Unfortunately Rule 97 tells us absolutely nothing about when a counter-defendant must respond to the counterclaim. And if a counter-defendant fails to file a timely answer to a counterclaim, can the counter-plaintiff then seek a default judgment in the same way a plaintiff would seek a default judgment against a defendant? Or does a counter-defendant even have to answer a counterclaim in Texas?
O’Connors’ Texas Rules: Civil Trials is an excellent resource for quickly finding the answers to questions like this. O’Connors’ rule books contain so many annotations to the Rules and procedures that you could feasibly write an entire brief using just using their books alone.
O’Connors’ books come in particularly handy when you’re looking for an answer to questions like this one about answers to counterclaims. The answer is buried in the Texas Rules, away from general information about answering petitions and claims.

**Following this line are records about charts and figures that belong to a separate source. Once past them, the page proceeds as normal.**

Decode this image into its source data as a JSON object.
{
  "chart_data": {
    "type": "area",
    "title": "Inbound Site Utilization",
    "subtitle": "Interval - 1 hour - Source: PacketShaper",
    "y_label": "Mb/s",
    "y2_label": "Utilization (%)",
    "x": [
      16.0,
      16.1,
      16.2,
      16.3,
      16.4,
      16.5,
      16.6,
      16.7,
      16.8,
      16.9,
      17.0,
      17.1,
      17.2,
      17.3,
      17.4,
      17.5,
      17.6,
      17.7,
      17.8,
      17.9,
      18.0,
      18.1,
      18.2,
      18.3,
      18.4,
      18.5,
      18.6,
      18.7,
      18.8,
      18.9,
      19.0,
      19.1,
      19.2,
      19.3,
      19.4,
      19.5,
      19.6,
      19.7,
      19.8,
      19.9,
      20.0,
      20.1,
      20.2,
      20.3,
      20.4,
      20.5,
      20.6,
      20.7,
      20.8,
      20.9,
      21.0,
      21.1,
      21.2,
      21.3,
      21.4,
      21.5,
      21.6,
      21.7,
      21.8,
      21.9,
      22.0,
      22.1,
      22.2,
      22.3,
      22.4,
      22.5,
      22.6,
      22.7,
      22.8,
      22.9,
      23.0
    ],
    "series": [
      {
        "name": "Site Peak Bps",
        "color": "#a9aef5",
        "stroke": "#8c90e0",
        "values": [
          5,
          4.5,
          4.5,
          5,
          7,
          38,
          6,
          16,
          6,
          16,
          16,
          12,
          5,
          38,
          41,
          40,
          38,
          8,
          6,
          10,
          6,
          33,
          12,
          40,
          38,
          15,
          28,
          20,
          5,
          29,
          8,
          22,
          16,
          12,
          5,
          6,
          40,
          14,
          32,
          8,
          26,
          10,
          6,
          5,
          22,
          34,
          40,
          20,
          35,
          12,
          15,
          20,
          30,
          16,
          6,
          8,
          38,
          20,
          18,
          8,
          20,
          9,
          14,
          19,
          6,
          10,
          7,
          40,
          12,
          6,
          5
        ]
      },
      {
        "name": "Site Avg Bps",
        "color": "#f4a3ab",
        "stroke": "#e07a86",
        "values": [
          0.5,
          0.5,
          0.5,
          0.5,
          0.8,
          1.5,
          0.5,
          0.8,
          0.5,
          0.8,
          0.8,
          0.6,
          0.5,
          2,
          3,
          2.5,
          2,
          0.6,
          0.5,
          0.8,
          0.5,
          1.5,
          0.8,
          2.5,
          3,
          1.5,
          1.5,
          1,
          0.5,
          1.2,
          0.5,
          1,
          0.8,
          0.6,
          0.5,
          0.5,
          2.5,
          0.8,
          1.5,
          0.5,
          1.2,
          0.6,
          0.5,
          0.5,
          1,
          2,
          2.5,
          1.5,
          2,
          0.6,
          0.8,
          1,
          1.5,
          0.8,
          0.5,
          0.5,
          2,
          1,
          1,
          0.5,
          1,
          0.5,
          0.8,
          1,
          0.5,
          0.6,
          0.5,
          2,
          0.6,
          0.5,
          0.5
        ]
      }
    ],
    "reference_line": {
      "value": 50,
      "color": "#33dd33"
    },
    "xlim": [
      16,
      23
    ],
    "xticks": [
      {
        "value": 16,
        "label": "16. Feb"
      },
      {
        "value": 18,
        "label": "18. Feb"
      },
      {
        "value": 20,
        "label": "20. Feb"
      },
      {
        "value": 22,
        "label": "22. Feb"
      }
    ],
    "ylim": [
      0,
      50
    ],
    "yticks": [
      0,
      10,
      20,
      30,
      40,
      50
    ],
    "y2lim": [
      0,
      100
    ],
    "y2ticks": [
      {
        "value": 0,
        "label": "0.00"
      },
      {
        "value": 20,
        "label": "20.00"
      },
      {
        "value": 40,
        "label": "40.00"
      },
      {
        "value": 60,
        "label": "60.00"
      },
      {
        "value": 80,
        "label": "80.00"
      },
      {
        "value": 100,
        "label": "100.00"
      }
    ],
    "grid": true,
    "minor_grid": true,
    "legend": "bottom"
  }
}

Texas Rule of Civil Procedure 92 states as follows:
When a counterclaim or cross-claim is served upon a party who has made an appearance in the action, the party so served, in the absence of a responsive pleading, shall be deemed to have pleaded a general denial of the counterclaim or cross-claim, but the party shall not be deemed to have waived any special appearance or motion to transfer venue. In all other respects the rules prescribed for pleadings for defensive matter are applicable to answers to counterclaims and cross-claims.
In other words, when a counterclaim is filed, a general denial is presumed and no answer from the plaintiff/counter-defendant is required–except in certain cases where a verified denial is required under the rules or an affirmative defense is required.
If you also practice in federal court, keep in mind that the Texas rule is in stark contrast to the federal rule: In federal court, a complaint is not an answer for the purpose of a counterclaim. A party in federal court must serve an answer to a counterclaim within 21 days to avoid a default judgment. Fed. R. Civ. P. 12(a)(1)(B).
Now does this mean that in Texas you shouldn’t file an answer in any situation unless required (such as cases where one must file a verified denial or assert an affirmative defense)?
Think of it this way: just because you can (avoid filing an answer) doesn’t mean you should. Your answer is your opportunity to defend your client. It is the most common way to respond to a plaintiff (or counter-plaintiff’s) legal and factual claims. And, perhaps most importantly, it signals to the court that you absolutely intend to defend the claims against your client.
So while there are instances where you do not have to respond to a counterclaim, you might want to consider doing so anyway.